Response to Hot Hands, Streaks and Coin-flips: How The New York Times Got it Wrong (SIAM News March 2016):
I think I made it clear in my essay for the Times (which began with a reference to Tom Stoppard’s play “Rosencrantz and Guildenstern Are Dead”) that the issue in Miller and Sanjurjo is not what the coin does but what the coin flipper perceives – and that the authors are suggesting how people might acquire a belief in the gambler’s fallacy through what they think they experience. Here is how I put it:
“There is not, as Guildenstern might imagine, a tear in the fabric of space-time. It remains as true as ever that each flip is independent, with even odds that the coin will land one way or the other. But by concentrating on only some of the data—the flips that follow heads—a gambler falls prey to a selection bias.”
Read in context, the paragraph that follows, describing how the Gilovich hot-hand paper might have been flawed by the same kind of misperception, also seems clear in its meaning and intent.

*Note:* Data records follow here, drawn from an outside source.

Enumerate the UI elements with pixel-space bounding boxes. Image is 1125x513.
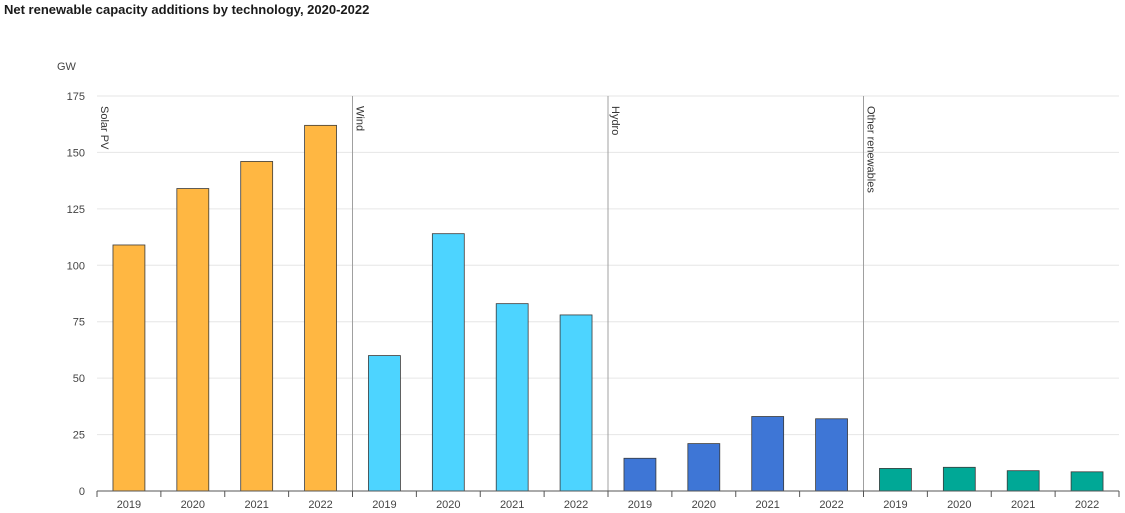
group-label: Solar PV xyxy=(98,106,110,150)
y-tick-label: 75 xyxy=(73,317,85,329)
y-tick-label: 150 xyxy=(67,147,85,159)
bar xyxy=(623,457,657,492)
x-tick-label: 2022 xyxy=(564,499,588,511)
y-tick-label: 25 xyxy=(73,430,85,442)
y-tick-label: 175 xyxy=(67,91,85,103)
bar xyxy=(687,443,721,492)
bar xyxy=(368,355,401,492)
x-tick-label: 2019 xyxy=(628,499,652,511)
x-tick-label: 2022 xyxy=(308,499,332,511)
x-tick-label: 2022 xyxy=(1075,499,1099,511)
x-tick-label: 2020 xyxy=(692,499,716,511)
bar xyxy=(1006,470,1040,492)
group-label: Other renewables xyxy=(865,106,877,193)
bar xyxy=(495,303,529,492)
y-tick-label: 0 xyxy=(79,486,85,498)
x-tick-label: 2019 xyxy=(117,499,141,511)
bar xyxy=(431,233,465,492)
group-label: Hydro xyxy=(609,106,621,135)
bar xyxy=(176,188,210,492)
bar xyxy=(942,466,976,492)
y-tick-label: 50 xyxy=(73,373,85,385)
group-label: Wind xyxy=(354,106,366,131)
x-tick-label: 2019 xyxy=(372,499,396,511)
y-tick-label: 100 xyxy=(67,260,85,272)
bar xyxy=(112,244,146,492)
x-tick-label: 2020 xyxy=(947,499,971,511)
bar xyxy=(1070,471,1104,492)
y-axis-unit: GW xyxy=(57,61,77,73)
x-tick-label: 2020 xyxy=(436,499,460,511)
x-tick-label: 2021 xyxy=(244,499,268,511)
bar xyxy=(751,416,785,492)
chart-title: Net renewable capacity additions by tech… xyxy=(4,2,370,17)
x-tick-label: 2021 xyxy=(500,499,524,511)
bar xyxy=(879,468,912,492)
y-tick-label: 125 xyxy=(67,204,85,216)
bar xyxy=(240,161,274,492)
x-tick-label: 2022 xyxy=(819,499,843,511)
x-tick-label: 2020 xyxy=(181,499,205,511)
bar xyxy=(304,124,337,492)
x-tick-label: 2019 xyxy=(883,499,907,511)
x-tick-label: 2021 xyxy=(1011,499,1035,511)
bar xyxy=(815,418,848,492)
x-tick-label: 2021 xyxy=(755,499,779,511)
bar xyxy=(559,314,593,492)
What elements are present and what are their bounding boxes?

I certainly didn’t say that there was a violation of the laws of probability. The whole point of the piece was to reflect on how easily the human brain, rebelling against the randomness inherent in life, can fool itself into perceiving patterns that do not exist. That is a theme of my book “Fire in the Mind: Science, Faith, and the Search for Order.” The essay in the Times was keyed to the new 20th anniversary edition.
I knew when I was writing the piece that some specialists, parsing it line by line, might quibble with some of my wording. That is something we science journalists struggle with all the time – how to translate the precision of mathematics into words and metaphors that readers will understand. There are inevitably compromises.